Smoking May Increase Risk of Second Primary Cancer

November 26, 2014
Leah Lawrence
Leah Lawrence

Cancer survivors are at an increased risk for developing a second smoking-associated cancer if they smoked cigarettes prior to their first cancer diagnosis.

Survivors of several cancer types, including kidney cancer, are at an increased risk for developing a second smoking-associated cancer if they smoked cigarettes prior to their first cancer diagnosis, results of a large study published in the Journal of Clinical Oncology indicated.

Specifically, patients with kidney cancer who smoked more than 20 cigarettes at baseline had a fivefold increased risk for developing a second smoking-associated cancer compared with survivors of the same cancer who never smoked. 

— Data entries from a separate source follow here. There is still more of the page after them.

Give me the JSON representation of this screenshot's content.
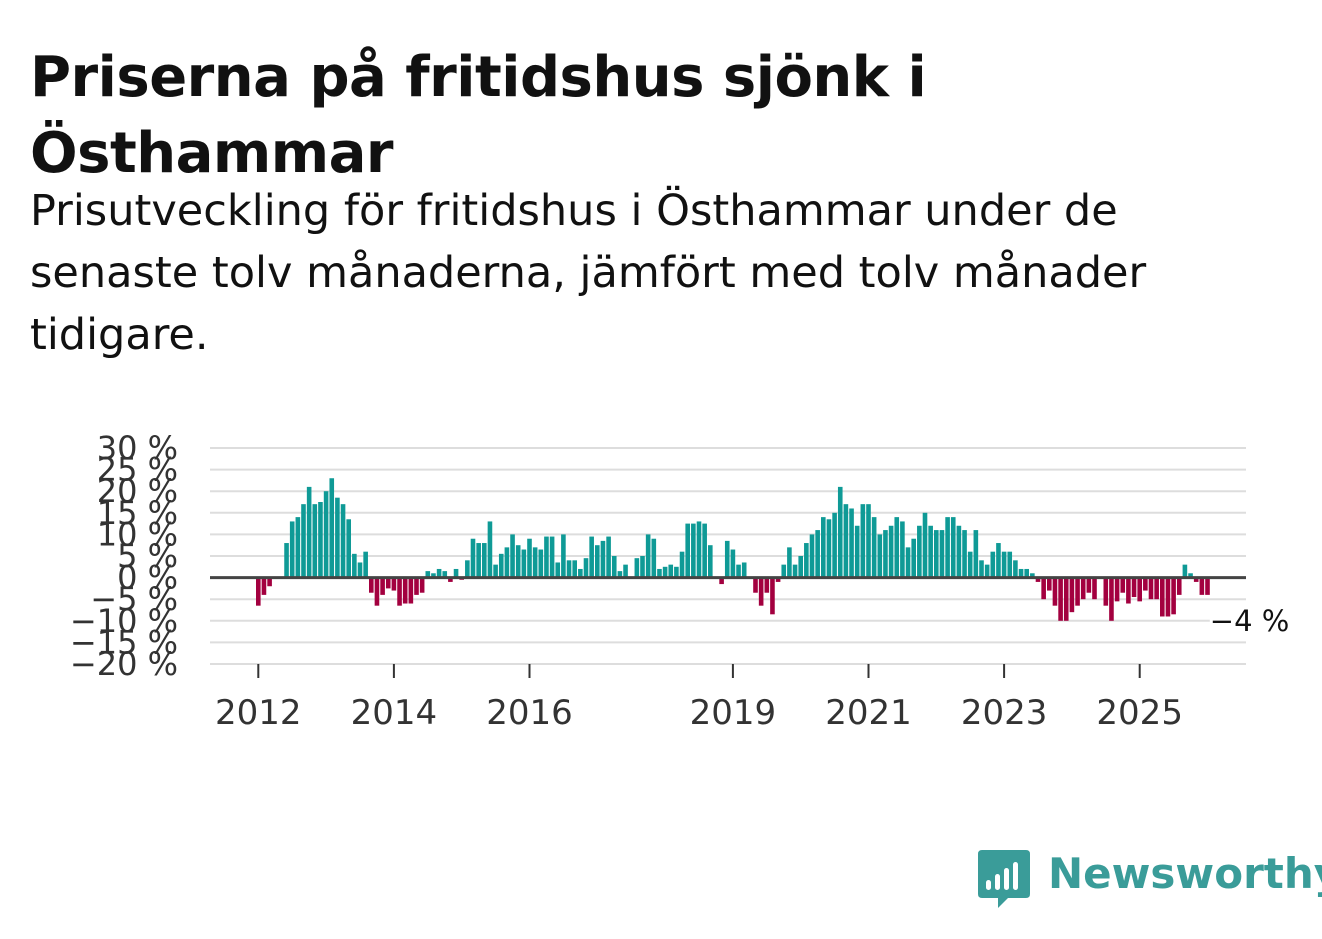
{
  "title": "Priserna på fritidshus sjönk i Östhammar",
  "subtitle": "Prisutveckling för fritidshus i Östhammar under de senaste tolv månaderna, jämfört med tolv månader tidigare.",
  "colors": {
    "positive": "#0f9a96",
    "negative": "#a3003f",
    "zero_line": "#444444",
    "grid": "#dddddd",
    "brand": "#3a9c99"
  },
  "brand": {
    "name": "Newsworthy",
    "icon": "bar-chart-speech-bubble-icon"
  },
  "chart_data": {
    "type": "bar",
    "title": "Priserna på fritidshus sjönk i Östhammar",
    "xlabel": "",
    "ylabel": "",
    "ylim": [
      -20,
      30
    ],
    "yticks": [
      30,
      25,
      20,
      15,
      10,
      5,
      0,
      -5,
      -10,
      -15,
      -20
    ],
    "ytick_labels": [
      "30 %",
      "25 %",
      "20 %",
      "15 %",
      "10 %",
      "5 %",
      "0 %",
      "−5 %",
      "−10 %",
      "−15 %",
      "−20 %"
    ],
    "xticks": [
      {
        "label": "2012",
        "index": 0
      },
      {
        "label": "2014",
        "index": 24
      },
      {
        "label": "2016",
        "index": 48
      },
      {
        "label": "2019",
        "index": 84
      },
      {
        "label": "2021",
        "index": 108
      },
      {
        "label": "2023",
        "index": 132
      },
      {
        "label": "2025",
        "index": 156
      }
    ],
    "x_start": "2012-01",
    "x_end": "2026-01",
    "values": [
      -6.5,
      -4,
      -2,
      0,
      0,
      8,
      13,
      14,
      17,
      21,
      17,
      17.5,
      20,
      23,
      18.5,
      17,
      13.5,
      5.5,
      3.5,
      6,
      -3.5,
      -6.5,
      -4,
      -2.5,
      -3,
      -6.5,
      -6,
      -6,
      -4,
      -3.5,
      1.5,
      1,
      2,
      1.5,
      -1,
      2,
      -0.5,
      4,
      9,
      8,
      8,
      13,
      3,
      5.5,
      7,
      10,
      7.5,
      6.5,
      9,
      7,
      6.5,
      9.5,
      9.5,
      3.5,
      10,
      4,
      4,
      2,
      4.5,
      9.5,
      7.5,
      8.5,
      9.5,
      5,
      1.5,
      3,
      0,
      4.5,
      5,
      10,
      9,
      2,
      2.5,
      3,
      2.5,
      6,
      12.5,
      12.5,
      13,
      12.5,
      7.5,
      0,
      -1.5,
      8.5,
      6.5,
      3,
      3.5,
      0,
      -3.5,
      -6.5,
      -3.5,
      -8.5,
      -1,
      3,
      7,
      3,
      5,
      8,
      10,
      11,
      14,
      13.5,
      15,
      21,
      17,
      16,
      12,
      17,
      17,
      14,
      10,
      11,
      12,
      14,
      13,
      7,
      9,
      12,
      15,
      12,
      11,
      11,
      14,
      14,
      12,
      11,
      6,
      11,
      4,
      3,
      6,
      8,
      6,
      6,
      4,
      2,
      2,
      1,
      -1,
      -5,
      -3,
      -6.5,
      -10,
      -10,
      -8,
      -6.5,
      -5,
      -3.5,
      -5,
      0,
      -6.5,
      -10,
      -5.5,
      -3.5,
      -6,
      -4.5,
      -5.5,
      -3,
      -5,
      -5,
      -9,
      -9,
      -8.5,
      -4,
      3,
      1,
      -1,
      -4,
      -4,
      null,
      null,
      null,
      null,
      null,
      null,
      null,
      null,
      null,
      null,
      null,
      null
    ],
    "highlight": {
      "label": "−4 %",
      "value": -4
    },
    "grid": true,
    "legend": "none"
  }
}
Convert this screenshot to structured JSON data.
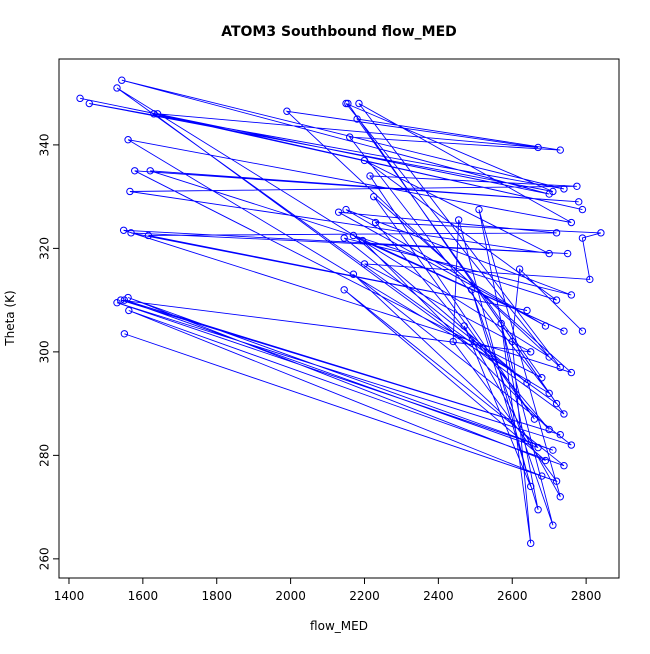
{
  "chart_data": {
    "type": "line",
    "title": "ATOM3 Southbound flow_MED",
    "xlabel": "flow_MED",
    "ylabel": "Theta (K)",
    "markers": true,
    "series": [
      {
        "color": "#0000ff",
        "x": [
          1430,
          2700,
          1543,
          2740,
          1455,
          2710,
          2150,
          2700,
          1530,
          2720,
          2155,
          2740,
          1630,
          2790,
          1640,
          2670,
          1990,
          2730,
          2185,
          2760,
          1560,
          2700,
          2160,
          2730,
          2180,
          2680,
          1578,
          2780,
          1620,
          2720,
          2200,
          2700,
          1565,
          2775,
          2215,
          2660,
          2225,
          2760,
          1548,
          2750,
          1568,
          2640,
          1615,
          2720,
          2130,
          2690,
          2150,
          2760,
          2145,
          2640,
          2170,
          2740,
          2195,
          2700,
          2230,
          2840,
          2790,
          2810,
          2200,
          2650,
          1540,
          2730,
          1550,
          2670,
          2170,
          2760,
          1530,
          2710,
          1560,
          2690,
          2145,
          2740,
          1562,
          2680,
          1550,
          2720,
          2440,
          2455,
          2650,
          2470,
          2730,
          2510,
          2670,
          2490,
          2710,
          2570,
          2650,
          2600,
          2620,
          2790
        ],
        "values": [
          349,
          330.5,
          352.5,
          331.5,
          348,
          331,
          348,
          299,
          351,
          290,
          348,
          288,
          346,
          327.5,
          346,
          339.5,
          346.5,
          297,
          348,
          325,
          341,
          292,
          341.5,
          339,
          345,
          295,
          335,
          329,
          335,
          310,
          337,
          319,
          331,
          332,
          334,
          287,
          330,
          296,
          323.5,
          319,
          323,
          308,
          322.5,
          323,
          327,
          305,
          327.5,
          311,
          322,
          294,
          322.5,
          304,
          321.5,
          285,
          325,
          323,
          322,
          314,
          317,
          300,
          310,
          284,
          310,
          281.5,
          315,
          282,
          309.5,
          281,
          310.5,
          279,
          312,
          278,
          308,
          276,
          303.5,
          275,
          302,
          325.5,
          274,
          305,
          272,
          327.5,
          269.5,
          312,
          266.5,
          305.5,
          263,
          302,
          316,
          304
        ]
      }
    ],
    "xlim": [
      1373,
      2889
    ],
    "ylim": [
      256.3,
      356.6
    ],
    "xticks": [
      1400,
      1600,
      1800,
      2000,
      2200,
      2400,
      2600,
      2800
    ],
    "yticks": [
      260,
      280,
      300,
      320,
      340
    ]
  }
}
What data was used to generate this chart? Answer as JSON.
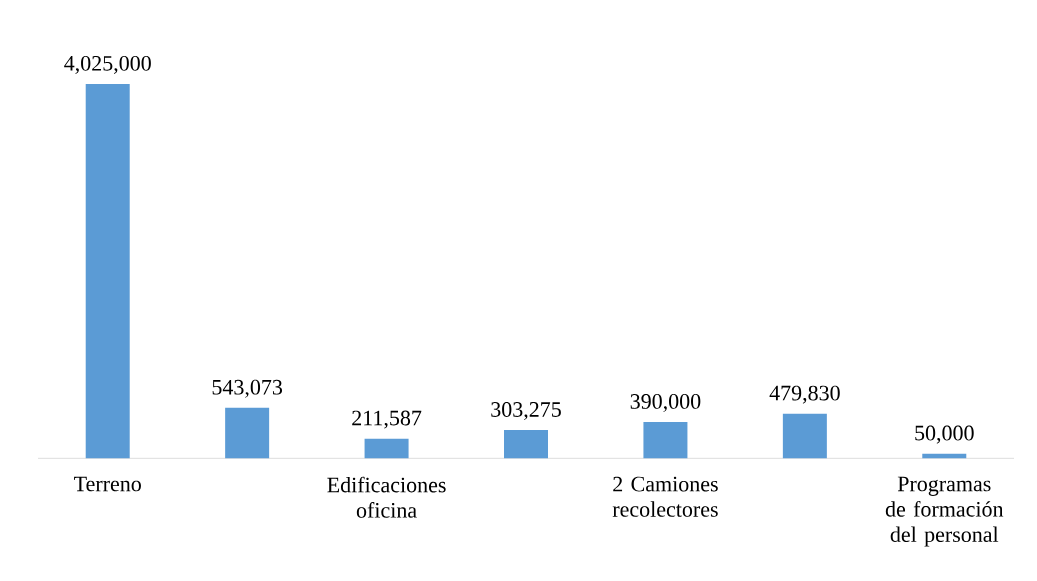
{
  "chart_data": {
    "type": "bar",
    "categories": [
      "Terreno",
      null,
      "Edificaciones oficina",
      null,
      "2 Camiones recolectores",
      null,
      "Programas de formación del personal"
    ],
    "values": [
      4025000,
      543073,
      211587,
      303275,
      390000,
      479830,
      50000
    ],
    "color": "#5b9bd5",
    "value_labels": [
      "4,025,000",
      "543,073",
      "211,587",
      "303,275",
      "390,000",
      "479,830",
      "50,000"
    ]
  }
}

“As the number of cancer survivors continues to grow, understanding risk factors for second cancers is crucial,” study author Meredith S. Shiels, PhD, MHs, of the National Cancer Institute told Cancer Network. “We have shown that pre-diagnostic smoking among survivors of smoking-related cancers is associated with an increased risk of developing a new, second smoking-related cancer.”

Sheils and colleagues pooled data from five large trials that included 2,552 patients with stage I lung cancer, 6,386 with bladder cancer, 3,179 with kidney cancer, and 2,967 with head and neck cancer. They were examining data to see if an association existed between prediagnostic smoking status and risk for a second smoking-associated cancer.

Baseline smoking was higher among patients diagnosed with stage I lung (41%), bladder (20%), kidney (15%), and head and neck cancers (33%) compared with other participants.

Compared with those participants who had never smoked, smoking 20 cigarettes or more per day at the time of their first diagnosis was associated with an increased risk of second smoking-associated cancers in survivors of stage I lung (HR = 3.26; 95% CI, 0.92-11.6), bladder (HR = 3.67; 95% CI, 2.25-5.99), head and neck (HR = 4.45; 95% CI, 2.56-7.73), and kidney cancers (HR = 5.33; 95% CI, 2.55-11.1).

Sheils said that these results were not surprising given the strong associations between cigarette smoking and cancer risk. She added that “this is the largest study to date to address the association between smoking and second smoking-related cancer risk among cancer survivors.”

The data from the analysis also showed that risk for a second smoking-related cancer increased with increasing pack-years smoked at baseline for kidney and head and neck cancers, but not for stage I lung or bladder cancer survivors. In addition, among former smokers at baseline, the time since quitting was inversely associated with increased second smoking-associated cancer risk for bladder, kidney, and head and neck survivors.

“Smoking is the leading cause of preventable illness in the United States,” Sheils said. “All smokers can benefit from quitting. Health care providers should emphasize the importance of quitting to all patients, including cancer survivors.”

Smokers who need help quitting should talk to their physicians or contact the National Cancer Institute’s Smoking Quitline at 1-877-44U-QUIT.